スポーツトレーナーとは、けがを抱えるスポーツ選手のリハビリをサポートしたり、選手のパフォーマンスの向上を目的とした指導を行ったりする職業です。理学療法士の仕事との共通点が多いので、リハビリの現場で培った知識と経験が生かせます。
スポーツトレーナーを副業にするメリットは、自由に料金を設定できることです。スポーツトレーナーの料金設定は自由なので、料金を高く設定しても問題ありません。自分が手にしたい報酬を自分で設定できるので、望み通りの高収入に近づけるでしょう。
セミナー講師
話好きな理学療法士には、セミナー講師の仕事が適しています。理学療法士の経験を生かして同業者に向けて行うセミナーや、健康増進や介護予防を目的にした一般人向けのセミナーで登壇し、参加者の欲しい情報を提供するのがセミナー講師の仕事です。
セミナー講師の魅力は、セミナーを通して地域貢献ができることです。「地域住民が健康的に生活できるようサポートしたい」「寝たきりになる人を1人でも多く減らしたい」との思いがある人にとって、やりがいの多い仕事といえます。
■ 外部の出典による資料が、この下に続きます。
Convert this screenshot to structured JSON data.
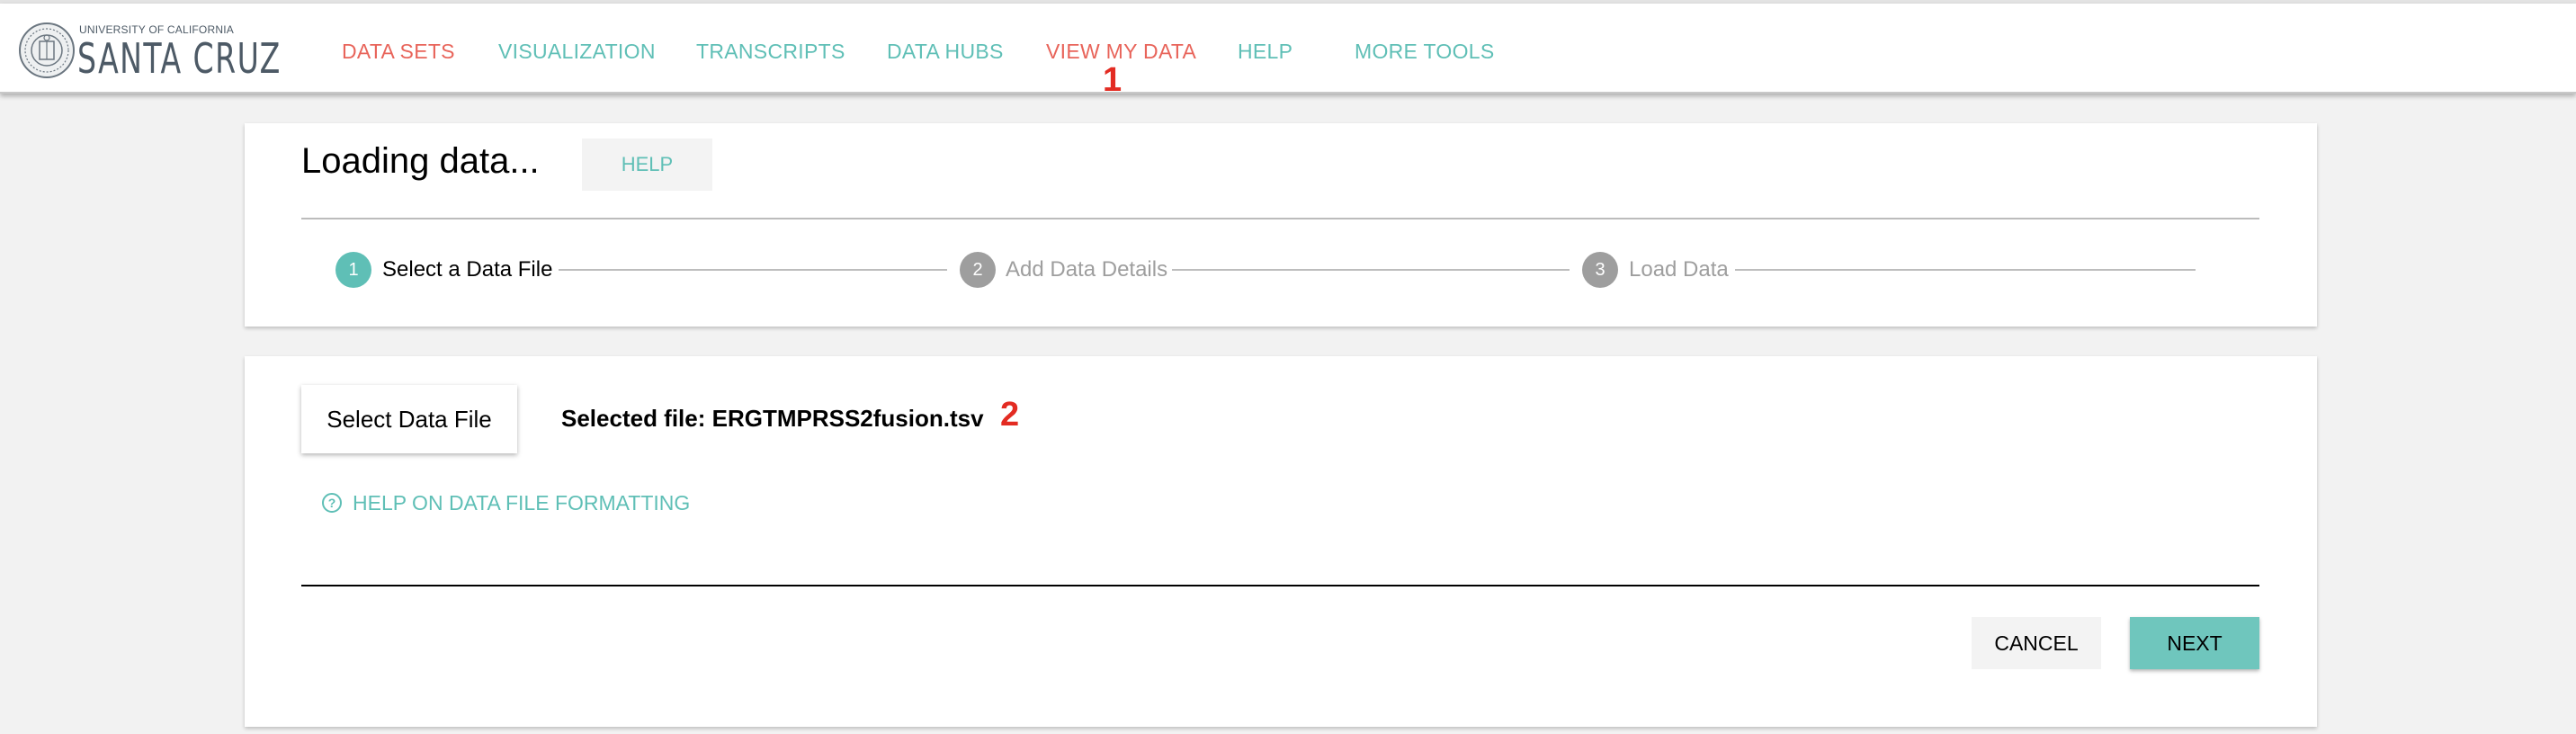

セミナー講師を副業にしたいなら、自治体や保健所などに問い合わせ、セミナー講師を募集していないか確かめるところから始めましょう。
Webライター
仕事やプライベートが忙しく、副業にまとまった時間を捻出できない人には、Webライターが適しています。
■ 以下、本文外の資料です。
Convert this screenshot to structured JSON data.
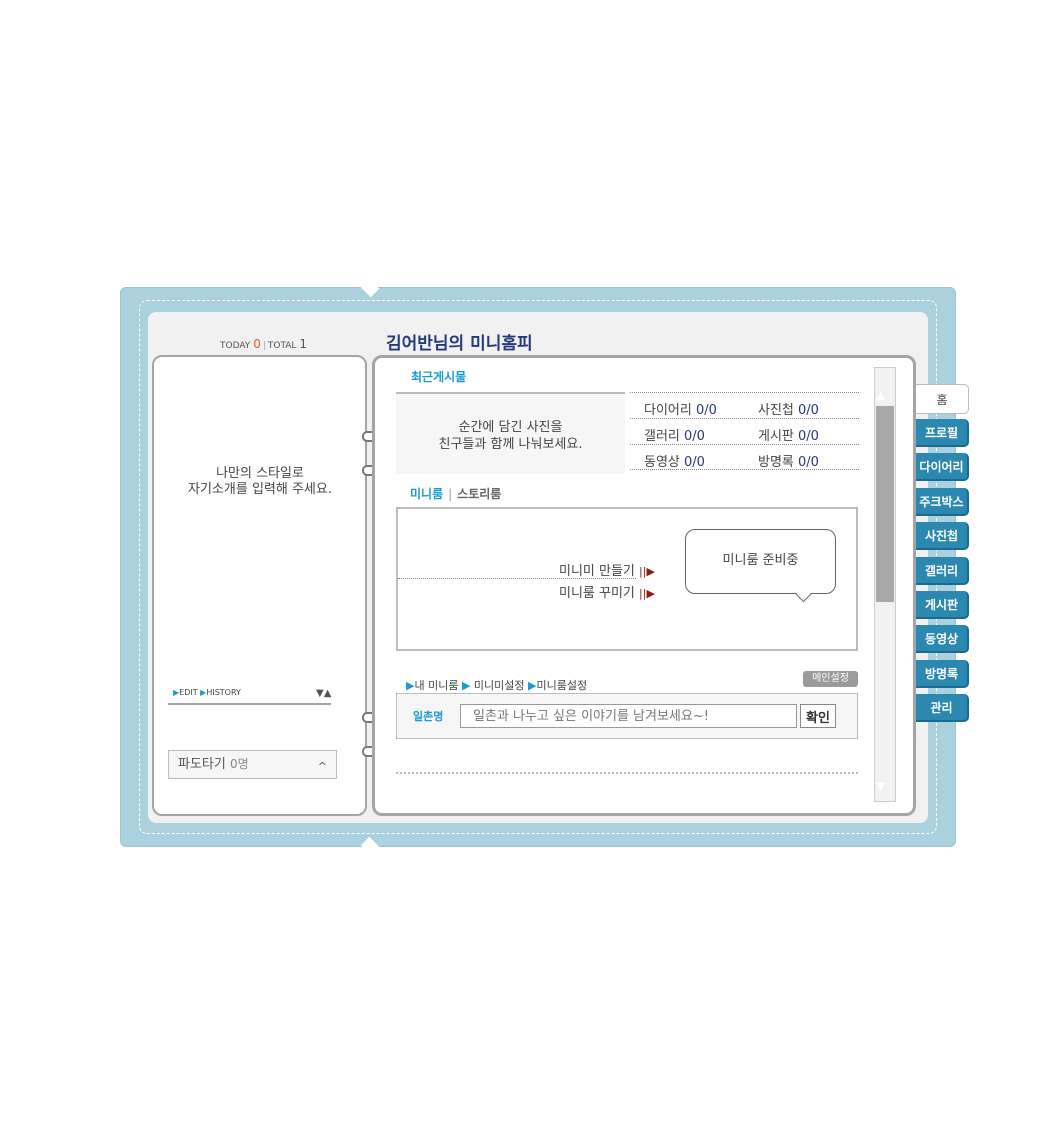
{
  "counter": {
    "today_label": "TODAY",
    "today_value": "0",
    "sep": "|",
    "total_label": "TOTAL",
    "total_value": "1"
  },
  "header": {
    "title": "김어반님의 미니홈피"
  },
  "profile": {
    "intro_line1": "나만의 스타일로",
    "intro_line2": "자기소개를 입력해 주세요.",
    "edit_label": "EDIT",
    "history_label": "HISTORY",
    "sort_arrows": "▼▲"
  },
  "pado": {
    "label": "파도타기",
    "count": "0명",
    "caret": "^"
  },
  "recent": {
    "title": "최근게시물",
    "photo_line1": "순간에 담긴 사진을",
    "photo_line2": "친구들과 함께 나눠보세요.",
    "stats": [
      {
        "name": "다이어리",
        "value": "0/0"
      },
      {
        "name": "사진첩",
        "value": "0/0"
      },
      {
        "name": "갤러리",
        "value": "0/0"
      },
      {
        "name": "게시판",
        "value": "0/0"
      },
      {
        "name": "동영상",
        "value": "0/0"
      },
      {
        "name": "방명록",
        "value": "0/0"
      }
    ]
  },
  "room_tabs": {
    "tab1": "미니룸",
    "separator": "|",
    "tab2": "스토리룸"
  },
  "miniroom": {
    "link1": "미니미 만들기",
    "link2": "미니룸 꾸미기",
    "bubble": "미니룸 준비중",
    "arrow_glyph": "||▶",
    "links": [
      {
        "label": "내 미니룸"
      },
      {
        "label": "미니미설정"
      },
      {
        "label": "미니룸설정"
      }
    ],
    "main_setting": "메인설정"
  },
  "guestbook": {
    "label": "일촌명",
    "placeholder": "일촌과 나누고 싶은 이야기를 남겨보세요~!",
    "confirm": "확인"
  },
  "scroll": {
    "up": "▲",
    "down": "▼"
  },
  "side_tabs": [
    "홈",
    "프로필",
    "다이어리",
    "주크박스",
    "사진첩",
    "갤러리",
    "게시판",
    "동영상",
    "방명록",
    "관리"
  ],
  "colors": {
    "frame": "#acd1de",
    "tab": "#2b88b1",
    "accent": "#1a9bd0",
    "title": "#253a7c",
    "today": "#e45b2d"
  }
}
Webライターとは、インターネット上に掲載される記事を執筆する仕事です。企業が運営するメディアに掲載される記事や、アフィリエイト(広告経由で発生した売上に対し報酬が支払われる広告手法)を目的とした記事などを執筆します。
Webライターのメリットは、時間に縛られずに活動できることです。Webライターの仕事では、作成した記事の納品によって報酬が発生します。納品さえすればどのようなタイミングで働いても問題ないため、本業の休憩時間や通勤中の電車の中など隙間時間を副業に充てられます。
年収1,000万は難しいが可能性ゼロではない
現状をふまえると、理学療法士として年収1,000万円を実現するのは難しいといえるでしょう。ただし、100%不可能なわけではありません。
理学療法士のスキルを生かした独立や副業、あるいは海外移住など、準備さえすればチャレンジすることができる手段があるので、本気で年収1,000万円を目指す方はぜひ可能性を探ってみてください。